The ASIC revolution has turned the tide of energy wastefulness of Bitcoin, and
continues to do so. What formerly required a motherboard, connected to a 350w
PSU, and a high-powered video card that would (ok I don't know how much of the
PSU's amps it actually drained), can now be dwarfed by a 40w or 80w draw.
There is almost no point in running a GPU farm today, and around March, if the
BTC price is stable until then, it will make more sense to buy BTC on the
market than to run these machines. But today it's profitable.

Think of it this way: once all of the coins are minted, the only thing left to
protect with all of that hashpower will be the tx fees. If people don't want
to pay the fees, then the miners won't get paid, fewer people will be willing
to hash, the transaction volume may even have to go way down, and no, you
don't need free electricity in order to make it worthwhile.
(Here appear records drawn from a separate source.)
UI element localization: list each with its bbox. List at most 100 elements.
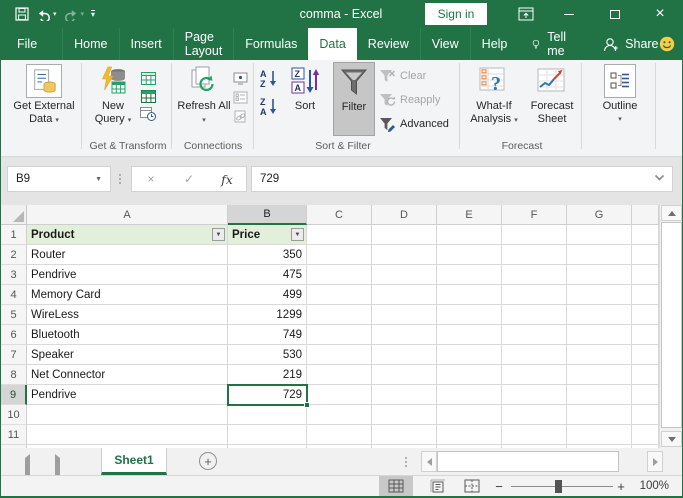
tell-me-button[interactable]: Tell me [532,28,571,60]
cell-D10[interactable] [372,405,437,425]
row-header-11[interactable]: 11 [1,425,27,445]
enter-button[interactable]: ✓ [170,172,208,186]
column-header-f[interactable]: F [502,205,567,225]
column-header-e[interactable]: E [437,205,502,225]
page-break-preview-button[interactable] [457,476,487,496]
cell-C10[interactable] [307,405,372,425]
scroll-down-button[interactable] [661,431,682,447]
tab-bar-resize-handle[interactable] [405,457,407,467]
cell-E2[interactable] [437,245,502,265]
cell-B2[interactable]: 350 [228,245,307,265]
cell-A2[interactable]: Router [27,245,228,265]
column-header-b[interactable]: B [228,205,307,225]
row-header-3[interactable]: 3 [1,265,27,285]
column-header-a[interactable]: A [27,205,228,225]
scroll-up-button[interactable] [661,205,682,221]
cell-B10[interactable] [228,405,307,425]
formula-input[interactable]: 729 [251,166,673,192]
cell-partial[interactable] [632,405,659,425]
horizontal-scrollbar[interactable] [421,451,663,472]
cell-G9[interactable] [567,385,632,405]
cell-E8[interactable] [437,365,502,385]
row-header-6[interactable]: 6 [1,325,27,345]
filter-button[interactable]: Filter [333,62,375,136]
tab-home[interactable]: Home [62,28,118,60]
cell-G6[interactable] [567,325,632,345]
tab-review[interactable]: Review [357,28,420,60]
cell-F5[interactable] [502,305,567,325]
cell-B1[interactable]: Price ▼ [228,225,307,245]
next-sheet-button[interactable] [55,454,60,479]
cell-A10[interactable] [27,405,228,425]
column-header-partial[interactable] [632,205,659,225]
sort-button[interactable]: ZA Sort [283,62,327,136]
previous-sheet-button[interactable] [25,454,30,479]
tab-file[interactable]: File [6,28,48,60]
cell-G11[interactable] [567,425,632,445]
cell-C6[interactable] [307,325,372,345]
tab-help[interactable]: Help [469,28,519,60]
tab-formulas[interactable]: Formulas [233,28,308,60]
share-button[interactable]: Share [603,28,659,60]
cell-D8[interactable] [372,365,437,385]
filter-dropdown-button-A1[interactable]: ▼ [212,228,225,241]
cell-A8[interactable]: Net Connector [27,365,228,385]
cancel-button[interactable]: × [132,172,170,186]
cell-F7[interactable] [502,345,567,365]
outline-button[interactable]: Outline ▾ [589,62,651,136]
properties-button[interactable] [231,89,249,105]
cell-partial[interactable] [632,325,659,345]
cell-C2[interactable] [307,245,372,265]
zoom-level[interactable]: 100% [633,476,669,496]
cell-C11[interactable] [307,425,372,445]
zoom-out-button[interactable]: − [491,476,507,496]
what-if-analysis-button[interactable]: ? What-If Analysis ▾ [465,62,523,136]
cell-G3[interactable] [567,265,632,285]
cell-E1[interactable] [437,225,502,245]
cell-B7[interactable]: 530 [228,345,307,365]
row-header-1[interactable]: 1 [1,225,27,245]
cell-A5[interactable]: WireLess [27,305,228,325]
cell-D4[interactable] [372,285,437,305]
sort-descending-button[interactable]: ZA [258,96,280,116]
vertical-scrollbar[interactable] [659,205,682,448]
cell-B5[interactable]: 1299 [228,305,307,325]
cell-A3[interactable]: Pendrive [27,265,228,285]
redo-dropdown-icon[interactable]: ▾ [81,10,85,18]
cell-G5[interactable] [567,305,632,325]
cell-A7[interactable]: Speaker [27,345,228,365]
cell-F9[interactable] [502,385,567,405]
insert-function-button[interactable]: fx [208,172,246,187]
fill-handle[interactable] [304,402,310,408]
cell-A11[interactable] [27,425,228,445]
refresh-all-button[interactable]: Refresh All ▾ [177,62,231,136]
feedback-smiley-button[interactable] [659,28,675,60]
cell-F2[interactable] [502,245,567,265]
page-layout-view-button[interactable] [423,476,453,496]
row-header-9[interactable]: 9 [1,385,27,405]
cell-partial[interactable] [632,385,659,405]
cell-partial[interactable] [632,285,659,305]
cell-G1[interactable] [567,225,632,245]
cell-F4[interactable] [502,285,567,305]
cell-F3[interactable] [502,265,567,285]
from-range-button[interactable] [139,88,157,104]
cell-C5[interactable] [307,305,372,325]
cell-partial[interactable] [632,345,659,365]
cell-partial[interactable] [632,245,659,265]
cell-E5[interactable] [437,305,502,325]
recent-sources-button[interactable] [139,106,157,122]
cell-D2[interactable] [372,245,437,265]
filter-dropdown-button-B1[interactable]: ▼ [291,228,304,241]
cell-F6[interactable] [502,325,567,345]
cell-E4[interactable] [437,285,502,305]
cell-F8[interactable] [502,365,567,385]
horizontal-scroll-thumb[interactable] [437,451,619,472]
cell-G8[interactable] [567,365,632,385]
row-header-8[interactable]: 8 [1,365,27,385]
tab-page-layout[interactable]: Page Layout [172,28,234,60]
expand-formula-bar-icon[interactable] [654,173,665,185]
cell-C9[interactable] [307,385,372,405]
cell-E11[interactable] [437,425,502,445]
cell-G4[interactable] [567,285,632,305]
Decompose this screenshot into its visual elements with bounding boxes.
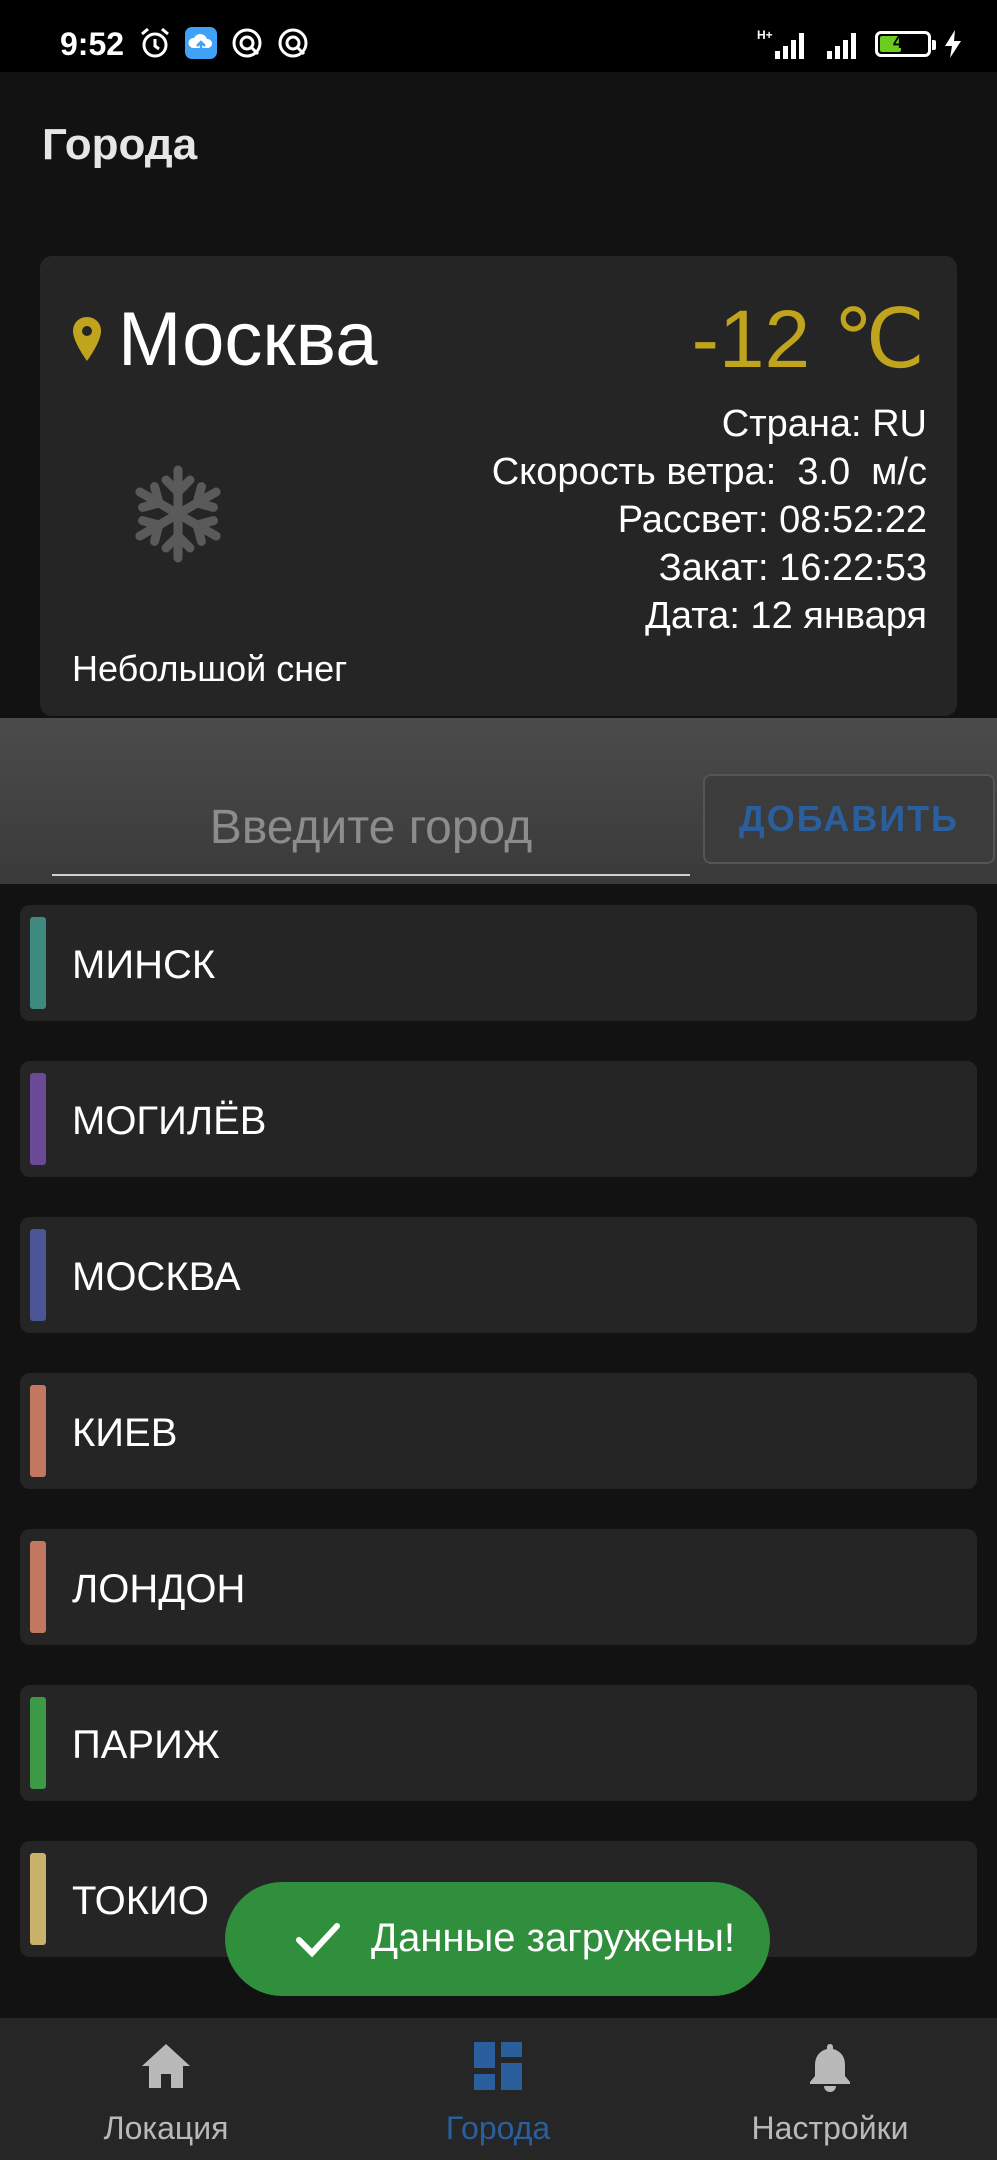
status-indicators: H+ 45 [755, 24, 963, 64]
page-title: Города [42, 120, 198, 169]
charging-icon [945, 30, 961, 58]
nav-label-location: Локация [103, 2110, 229, 2146]
weather-temperature: -12 ℃ [691, 294, 925, 385]
bell-icon [810, 2044, 850, 2092]
nav-item-cities[interactable]: Города [332, 2018, 664, 2160]
battery-icon: 45 [875, 31, 936, 57]
toast: Данные загружены! [225, 1882, 770, 1996]
city-name: МИНСК [72, 943, 216, 987]
city-name: ТОКИО [72, 1879, 209, 1923]
nav-item-location[interactable]: Локация [0, 2018, 332, 2160]
city-color-indicator [30, 1541, 46, 1633]
sync-icon [278, 28, 308, 58]
weather-sunrise: Рассвет: 08:52:22 [617, 499, 927, 541]
city-list-item[interactable]: ЛОНДОН [20, 1529, 977, 1645]
weather-country: Страна: RU [721, 403, 927, 445]
cloud-upload-icon [185, 27, 217, 59]
weather-details: Страна: RU Скорость ветра: 3.0 м/с Рассв… [492, 400, 927, 640]
add-city-panel: ДОБАВИТЬ [0, 718, 997, 884]
city-color-indicator [30, 1229, 46, 1321]
network-type: H+ [757, 28, 773, 42]
city-color-indicator [30, 1073, 46, 1165]
bottom-navigation: Локация Города Настройки [0, 2018, 997, 2160]
city-color-indicator [30, 1853, 46, 1945]
signal-icon: H+ [757, 28, 804, 59]
sync-icon [232, 28, 262, 58]
home-icon [142, 2044, 190, 2088]
weather-date: Дата: 12 января [645, 595, 927, 637]
city-list-item[interactable]: МОСКВА [20, 1217, 977, 1333]
nav-item-settings[interactable]: Настройки [664, 2018, 996, 2160]
check-icon [296, 1923, 340, 1958]
weather-city-name: Москва [118, 297, 378, 382]
city-name: МОСКВА [72, 1255, 241, 1299]
nav-label-settings: Настройки [751, 2110, 909, 2146]
city-color-indicator [30, 1697, 46, 1789]
alarm-icon [141, 27, 169, 58]
toast-message: Данные загружены! [371, 1916, 736, 1960]
city-list-item[interactable]: КИЕВ [20, 1373, 977, 1489]
city-name: МОГИЛЁВ [72, 1099, 267, 1143]
signal-icon [827, 33, 856, 59]
city-name: КИЕВ [72, 1411, 178, 1455]
status-time: 9:52 [60, 26, 125, 62]
weather-card: Москва -12 ℃ Страна: RU Скорость ветра: … [40, 256, 957, 716]
city-color-indicator [30, 917, 46, 1009]
city-list-item[interactable]: МОГИЛЁВ [20, 1061, 977, 1177]
nav-label-cities: Города [445, 2110, 551, 2146]
weather-description: Небольшой снег [72, 648, 348, 689]
add-city-button[interactable]: ДОБАВИТЬ [703, 774, 995, 864]
city-name: ПАРИЖ [72, 1723, 220, 1767]
city-input[interactable] [52, 780, 690, 876]
battery-level: 45 [892, 32, 914, 52]
city-list-item[interactable]: ПАРИЖ [20, 1685, 977, 1801]
snowflake-icon [135, 465, 221, 563]
dashboard-icon [474, 2042, 522, 2090]
weather-sunset: Закат: 16:22:53 [658, 547, 927, 589]
location-pin-icon [73, 317, 101, 361]
weather-wind: Скорость ветра: 3.0 м/с [491, 451, 927, 493]
status-bar: 9:52 H+ 45 [0, 0, 997, 72]
city-name: ЛОНДОН [72, 1567, 246, 1611]
city-list-item[interactable]: МИНСК [20, 905, 977, 1021]
city-color-indicator [30, 1385, 46, 1477]
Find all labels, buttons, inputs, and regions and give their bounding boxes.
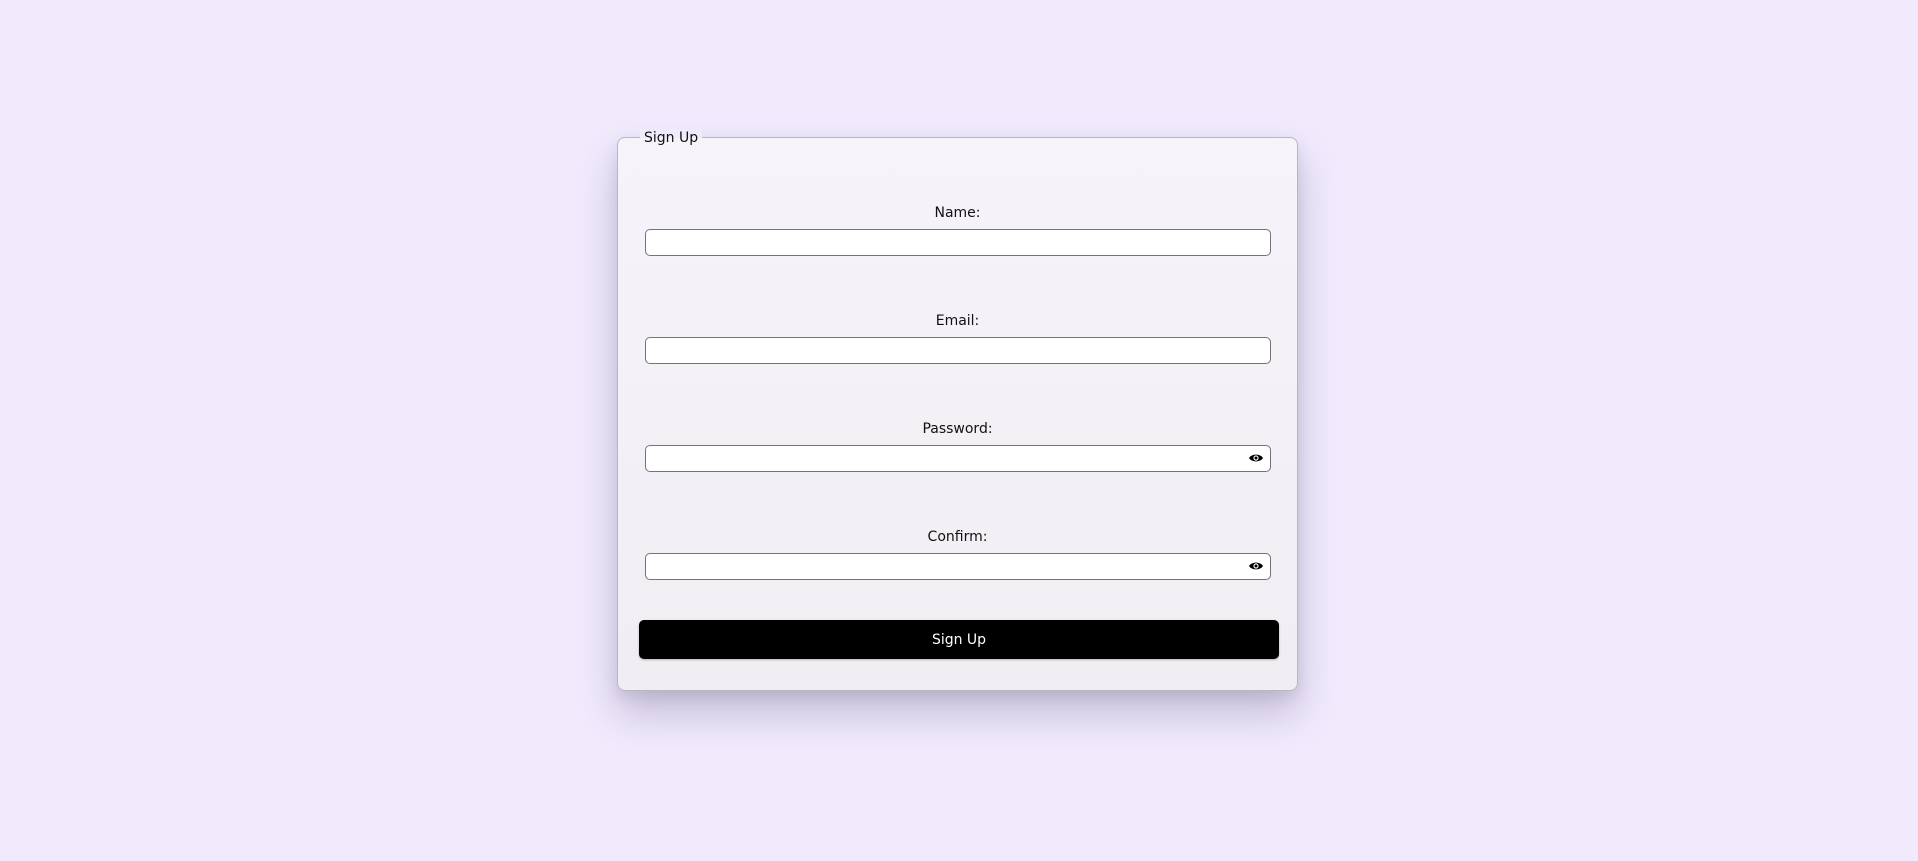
eye-icon[interactable] (1248, 560, 1264, 572)
password-label: Password: (922, 421, 993, 437)
email-input[interactable] (645, 337, 1271, 364)
form-legend: Sign Up (640, 129, 703, 147)
sign-up-button[interactable]: Sign Up (639, 620, 1279, 659)
confirm-label: Confirm: (927, 529, 988, 545)
name-input[interactable] (645, 229, 1271, 256)
signup-form: Sign Up Name: Email: Password: Confirm: … (617, 129, 1298, 691)
email-label: Email: (935, 313, 980, 329)
confirm-password-input[interactable] (645, 553, 1271, 580)
eye-icon[interactable] (1248, 452, 1264, 464)
name-label: Name: (934, 205, 981, 221)
password-input[interactable] (645, 445, 1271, 472)
page-background: Sign Up Name: Email: Password: Confirm: … (0, 0, 1918, 861)
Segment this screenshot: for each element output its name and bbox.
I have two 5GH/s BFL Jalapenos and yes, they're only making about 0.2BTC or
$200/mo at current BTC prices, but they add about $10/mo to my electricity
cost in total. That means it even pays for my high speed internet connection,
for the time being. I don't know if I'd recommend it to a newcomer, due to the
difficulty of actually getting that kind of hardware (I waited 8mo)

But

Think about how many "web sites" I'd have to "host" before I could get that
kind of reliable return from running a server computer in my house 24/7\. And
as a side benefit, I get to use the computer to provide network services (for
a small profit, without sucking any... err having any customers to deal with.)